Monitoring Fatigue During Intermittent Exercise With Accelerometer-Derived Metrics

Beato, M., De Keijzer, K.L., Carty, B., Connor, M.

The aim of this study was to assess the sensitivity of accelerometer-derived metrics for monitoring fatigue during an intermittent exercise protocol. Fifteen university students were enrolled in the study (age 20 ± 1 years). A submaximal intermittent recovery test (Sub-IRT) with a duration of 6 minutes and 30 seconds (drill 1) was performed. To increase participants’ fatigue, a repeated sprint protocol (1×6 maximal 20 m sprints) was conducted. Following this, participants repeated the Sub-IRT (drill 2) to evaluate the external and internal training load (TL) variations related to fatigue. Apex 10 Hz global navigation satellite system (GNSS) units were used to collect the variables: total distance (TD), high metabolic distance (HMD), relative velocity (RV), average metabolic power (MP), maximal heart rate (HRmax) and mean heart rate (HRmean), muscular (RPEmus) and respiratory rating of perceived exertion (RPEres), dynamic stress load (DSL), and fatigue index (FI).
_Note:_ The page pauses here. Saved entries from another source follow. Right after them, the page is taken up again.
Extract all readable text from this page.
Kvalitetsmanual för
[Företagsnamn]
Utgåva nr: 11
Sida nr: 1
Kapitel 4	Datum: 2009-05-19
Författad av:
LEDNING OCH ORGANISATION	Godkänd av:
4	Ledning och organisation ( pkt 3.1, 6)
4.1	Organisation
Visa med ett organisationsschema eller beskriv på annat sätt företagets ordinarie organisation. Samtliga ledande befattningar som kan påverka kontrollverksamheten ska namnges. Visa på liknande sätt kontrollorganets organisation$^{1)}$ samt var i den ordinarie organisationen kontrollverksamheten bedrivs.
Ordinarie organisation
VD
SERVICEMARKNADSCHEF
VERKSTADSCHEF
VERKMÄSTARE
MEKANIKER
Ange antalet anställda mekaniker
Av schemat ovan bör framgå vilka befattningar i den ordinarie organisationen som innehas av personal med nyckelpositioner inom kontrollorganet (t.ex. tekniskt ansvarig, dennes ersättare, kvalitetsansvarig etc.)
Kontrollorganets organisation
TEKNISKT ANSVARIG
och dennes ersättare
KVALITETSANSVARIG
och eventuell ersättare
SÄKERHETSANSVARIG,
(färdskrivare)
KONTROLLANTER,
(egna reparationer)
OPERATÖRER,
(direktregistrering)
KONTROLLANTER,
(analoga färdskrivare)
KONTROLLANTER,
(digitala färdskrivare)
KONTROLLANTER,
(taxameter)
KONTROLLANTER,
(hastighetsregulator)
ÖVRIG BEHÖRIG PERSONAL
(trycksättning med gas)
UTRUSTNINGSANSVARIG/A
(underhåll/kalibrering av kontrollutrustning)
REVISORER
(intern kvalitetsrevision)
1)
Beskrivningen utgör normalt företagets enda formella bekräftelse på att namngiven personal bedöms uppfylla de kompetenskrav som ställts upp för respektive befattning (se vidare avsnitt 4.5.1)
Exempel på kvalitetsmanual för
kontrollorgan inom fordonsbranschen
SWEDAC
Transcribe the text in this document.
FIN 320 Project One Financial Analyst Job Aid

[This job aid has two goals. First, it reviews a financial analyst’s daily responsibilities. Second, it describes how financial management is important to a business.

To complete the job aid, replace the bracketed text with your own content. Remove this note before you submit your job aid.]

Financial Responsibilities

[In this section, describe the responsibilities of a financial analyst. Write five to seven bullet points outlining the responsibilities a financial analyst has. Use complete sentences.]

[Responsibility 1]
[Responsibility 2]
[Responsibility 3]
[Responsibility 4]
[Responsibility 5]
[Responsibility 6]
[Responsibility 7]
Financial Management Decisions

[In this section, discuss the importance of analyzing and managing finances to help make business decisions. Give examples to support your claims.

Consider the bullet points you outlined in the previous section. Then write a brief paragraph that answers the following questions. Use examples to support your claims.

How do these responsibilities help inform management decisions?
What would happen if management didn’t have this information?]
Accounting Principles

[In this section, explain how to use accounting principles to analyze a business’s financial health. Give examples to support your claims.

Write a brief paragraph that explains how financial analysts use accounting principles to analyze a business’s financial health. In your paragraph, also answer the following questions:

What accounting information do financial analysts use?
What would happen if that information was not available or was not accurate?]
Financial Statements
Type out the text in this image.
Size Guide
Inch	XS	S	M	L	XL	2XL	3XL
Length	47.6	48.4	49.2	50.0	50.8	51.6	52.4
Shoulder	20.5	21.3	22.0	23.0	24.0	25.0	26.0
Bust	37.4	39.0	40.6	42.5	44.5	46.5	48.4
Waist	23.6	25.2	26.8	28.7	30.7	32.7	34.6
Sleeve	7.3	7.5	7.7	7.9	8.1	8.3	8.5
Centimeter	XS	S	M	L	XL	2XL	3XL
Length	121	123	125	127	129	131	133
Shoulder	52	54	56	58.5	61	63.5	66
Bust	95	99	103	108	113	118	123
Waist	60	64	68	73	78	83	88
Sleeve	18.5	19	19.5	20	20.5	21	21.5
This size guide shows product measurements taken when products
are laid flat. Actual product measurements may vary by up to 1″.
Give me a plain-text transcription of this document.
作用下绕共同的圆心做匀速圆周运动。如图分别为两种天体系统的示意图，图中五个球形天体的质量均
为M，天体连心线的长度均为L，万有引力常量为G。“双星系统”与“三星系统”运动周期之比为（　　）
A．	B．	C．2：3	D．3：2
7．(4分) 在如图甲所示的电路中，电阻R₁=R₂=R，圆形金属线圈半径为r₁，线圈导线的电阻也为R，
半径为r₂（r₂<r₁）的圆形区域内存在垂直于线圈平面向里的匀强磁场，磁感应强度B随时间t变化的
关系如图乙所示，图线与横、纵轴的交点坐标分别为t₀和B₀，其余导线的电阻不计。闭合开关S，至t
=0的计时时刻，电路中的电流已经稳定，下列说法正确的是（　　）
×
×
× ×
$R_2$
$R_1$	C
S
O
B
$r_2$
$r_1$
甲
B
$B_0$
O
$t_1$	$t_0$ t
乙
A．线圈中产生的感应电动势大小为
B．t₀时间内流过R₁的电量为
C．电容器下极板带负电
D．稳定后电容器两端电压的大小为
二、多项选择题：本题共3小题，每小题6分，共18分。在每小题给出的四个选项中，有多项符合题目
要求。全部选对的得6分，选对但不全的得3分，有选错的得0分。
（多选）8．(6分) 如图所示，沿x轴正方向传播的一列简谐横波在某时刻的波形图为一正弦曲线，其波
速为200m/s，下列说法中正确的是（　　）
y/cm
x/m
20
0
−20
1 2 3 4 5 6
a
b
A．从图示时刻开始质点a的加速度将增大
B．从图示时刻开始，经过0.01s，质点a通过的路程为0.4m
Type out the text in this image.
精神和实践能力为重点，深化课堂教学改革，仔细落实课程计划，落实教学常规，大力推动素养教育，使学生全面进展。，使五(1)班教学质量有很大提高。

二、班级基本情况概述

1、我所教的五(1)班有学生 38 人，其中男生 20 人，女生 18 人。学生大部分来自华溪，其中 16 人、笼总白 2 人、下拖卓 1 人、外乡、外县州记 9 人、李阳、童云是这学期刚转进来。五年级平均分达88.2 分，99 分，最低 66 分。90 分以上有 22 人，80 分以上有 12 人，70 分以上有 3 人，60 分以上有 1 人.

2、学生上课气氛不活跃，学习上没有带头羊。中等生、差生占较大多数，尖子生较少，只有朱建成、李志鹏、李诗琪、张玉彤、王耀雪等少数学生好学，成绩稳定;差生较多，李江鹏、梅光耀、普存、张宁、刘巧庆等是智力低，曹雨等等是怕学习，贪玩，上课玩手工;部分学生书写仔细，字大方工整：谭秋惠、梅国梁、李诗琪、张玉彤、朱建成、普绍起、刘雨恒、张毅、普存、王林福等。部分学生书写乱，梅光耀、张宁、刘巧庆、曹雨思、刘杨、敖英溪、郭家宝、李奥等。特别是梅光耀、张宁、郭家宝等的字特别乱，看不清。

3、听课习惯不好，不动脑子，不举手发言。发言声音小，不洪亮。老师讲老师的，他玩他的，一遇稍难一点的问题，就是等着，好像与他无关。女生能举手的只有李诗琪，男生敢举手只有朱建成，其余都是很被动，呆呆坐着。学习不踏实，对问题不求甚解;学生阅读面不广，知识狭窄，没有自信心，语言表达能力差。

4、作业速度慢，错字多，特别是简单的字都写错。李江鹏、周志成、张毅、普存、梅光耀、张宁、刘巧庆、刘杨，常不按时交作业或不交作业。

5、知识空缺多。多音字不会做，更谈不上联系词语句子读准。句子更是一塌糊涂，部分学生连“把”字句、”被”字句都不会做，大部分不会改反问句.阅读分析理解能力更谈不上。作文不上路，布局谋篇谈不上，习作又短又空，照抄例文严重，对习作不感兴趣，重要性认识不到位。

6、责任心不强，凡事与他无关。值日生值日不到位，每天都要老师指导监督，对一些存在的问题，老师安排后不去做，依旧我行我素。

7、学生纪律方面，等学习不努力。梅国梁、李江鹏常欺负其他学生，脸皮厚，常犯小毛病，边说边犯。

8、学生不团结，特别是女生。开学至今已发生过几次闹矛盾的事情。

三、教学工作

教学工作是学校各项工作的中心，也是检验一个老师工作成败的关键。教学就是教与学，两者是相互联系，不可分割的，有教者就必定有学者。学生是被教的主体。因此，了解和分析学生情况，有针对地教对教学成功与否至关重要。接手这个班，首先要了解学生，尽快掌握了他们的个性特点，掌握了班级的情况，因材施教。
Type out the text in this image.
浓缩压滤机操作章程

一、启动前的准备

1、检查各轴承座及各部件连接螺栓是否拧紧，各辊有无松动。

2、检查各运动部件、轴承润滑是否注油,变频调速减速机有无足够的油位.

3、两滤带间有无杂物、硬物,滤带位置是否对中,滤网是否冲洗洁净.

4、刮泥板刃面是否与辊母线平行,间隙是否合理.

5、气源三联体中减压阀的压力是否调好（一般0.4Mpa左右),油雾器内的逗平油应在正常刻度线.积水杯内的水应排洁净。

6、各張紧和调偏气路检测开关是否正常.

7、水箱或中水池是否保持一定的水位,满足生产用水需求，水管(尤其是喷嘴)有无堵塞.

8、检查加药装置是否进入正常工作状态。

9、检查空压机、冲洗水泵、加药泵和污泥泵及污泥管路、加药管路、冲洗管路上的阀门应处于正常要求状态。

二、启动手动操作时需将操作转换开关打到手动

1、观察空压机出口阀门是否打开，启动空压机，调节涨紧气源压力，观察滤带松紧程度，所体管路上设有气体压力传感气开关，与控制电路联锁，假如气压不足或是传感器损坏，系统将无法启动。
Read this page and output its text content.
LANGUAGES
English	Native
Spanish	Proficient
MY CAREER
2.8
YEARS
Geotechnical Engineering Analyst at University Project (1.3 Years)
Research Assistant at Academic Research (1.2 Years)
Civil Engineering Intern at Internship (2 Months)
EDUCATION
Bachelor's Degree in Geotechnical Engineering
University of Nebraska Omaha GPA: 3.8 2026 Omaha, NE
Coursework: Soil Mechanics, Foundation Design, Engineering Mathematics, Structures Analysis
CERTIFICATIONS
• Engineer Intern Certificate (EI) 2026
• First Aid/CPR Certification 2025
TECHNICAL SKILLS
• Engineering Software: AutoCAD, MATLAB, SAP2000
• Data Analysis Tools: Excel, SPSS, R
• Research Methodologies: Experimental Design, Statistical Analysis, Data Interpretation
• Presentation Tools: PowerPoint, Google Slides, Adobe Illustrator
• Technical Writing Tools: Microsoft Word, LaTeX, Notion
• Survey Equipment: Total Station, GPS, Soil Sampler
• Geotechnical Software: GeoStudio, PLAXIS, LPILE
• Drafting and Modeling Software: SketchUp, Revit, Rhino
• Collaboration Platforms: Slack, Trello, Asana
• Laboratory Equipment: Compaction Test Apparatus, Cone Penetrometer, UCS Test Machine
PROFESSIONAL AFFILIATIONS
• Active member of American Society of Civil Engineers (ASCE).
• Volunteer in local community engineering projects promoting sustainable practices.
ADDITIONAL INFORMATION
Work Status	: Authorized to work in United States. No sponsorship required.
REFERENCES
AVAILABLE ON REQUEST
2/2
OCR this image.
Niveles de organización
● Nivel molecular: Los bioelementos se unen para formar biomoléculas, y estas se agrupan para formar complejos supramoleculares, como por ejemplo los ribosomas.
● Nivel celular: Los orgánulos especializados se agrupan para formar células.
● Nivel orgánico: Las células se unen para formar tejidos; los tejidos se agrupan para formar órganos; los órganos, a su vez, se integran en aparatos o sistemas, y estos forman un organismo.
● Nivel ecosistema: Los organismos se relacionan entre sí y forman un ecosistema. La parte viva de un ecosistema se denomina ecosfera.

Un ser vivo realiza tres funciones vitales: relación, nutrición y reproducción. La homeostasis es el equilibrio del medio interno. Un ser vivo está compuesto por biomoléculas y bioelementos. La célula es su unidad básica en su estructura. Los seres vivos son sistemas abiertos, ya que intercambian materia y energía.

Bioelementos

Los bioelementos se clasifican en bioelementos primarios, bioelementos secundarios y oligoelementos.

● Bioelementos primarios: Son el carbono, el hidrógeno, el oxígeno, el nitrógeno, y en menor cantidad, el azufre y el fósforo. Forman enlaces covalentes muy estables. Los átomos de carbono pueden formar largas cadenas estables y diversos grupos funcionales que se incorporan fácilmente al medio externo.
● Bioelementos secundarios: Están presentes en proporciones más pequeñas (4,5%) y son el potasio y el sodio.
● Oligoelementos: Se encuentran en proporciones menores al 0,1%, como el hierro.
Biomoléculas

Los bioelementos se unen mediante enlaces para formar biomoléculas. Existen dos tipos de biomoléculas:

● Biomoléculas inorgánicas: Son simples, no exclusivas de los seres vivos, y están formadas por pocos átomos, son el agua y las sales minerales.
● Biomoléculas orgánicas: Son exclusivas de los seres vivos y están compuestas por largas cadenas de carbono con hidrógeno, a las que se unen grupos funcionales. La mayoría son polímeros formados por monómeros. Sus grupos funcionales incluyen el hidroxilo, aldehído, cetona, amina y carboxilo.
A Bayesian statistical approach was employed. A likelihood difference (between drill 1 and drill 2) was found for the following parameters: TD (BF10 = 0.33, moderate per H0), HMD (BF10 = 1.3, anecdotal), RV (BF10 = 0.29, moderate per H0), MP (BF10 = 1.3, anecdotal), accelerations (BF10 = 1.6, anecdotal), FI (BF10 = 4.7, moderate), HRmax (BF10 = 2.2, anecdotal), HRmean (BF10 = 4.3, moderate), RPEmus (BF10 = 11.6, strong), RPEres (BF10 = 3.1, moderate), DSL (BF10 = 5.7, moderate), and DSL•m−1 (BF10 = 4.3, moderate). In conclusion, this study reports that DSL, DSL•m−1, and FI can be valid metrics to monitor fatigue related to movement strategy during a standardized submaximal intermittent exercise protocol.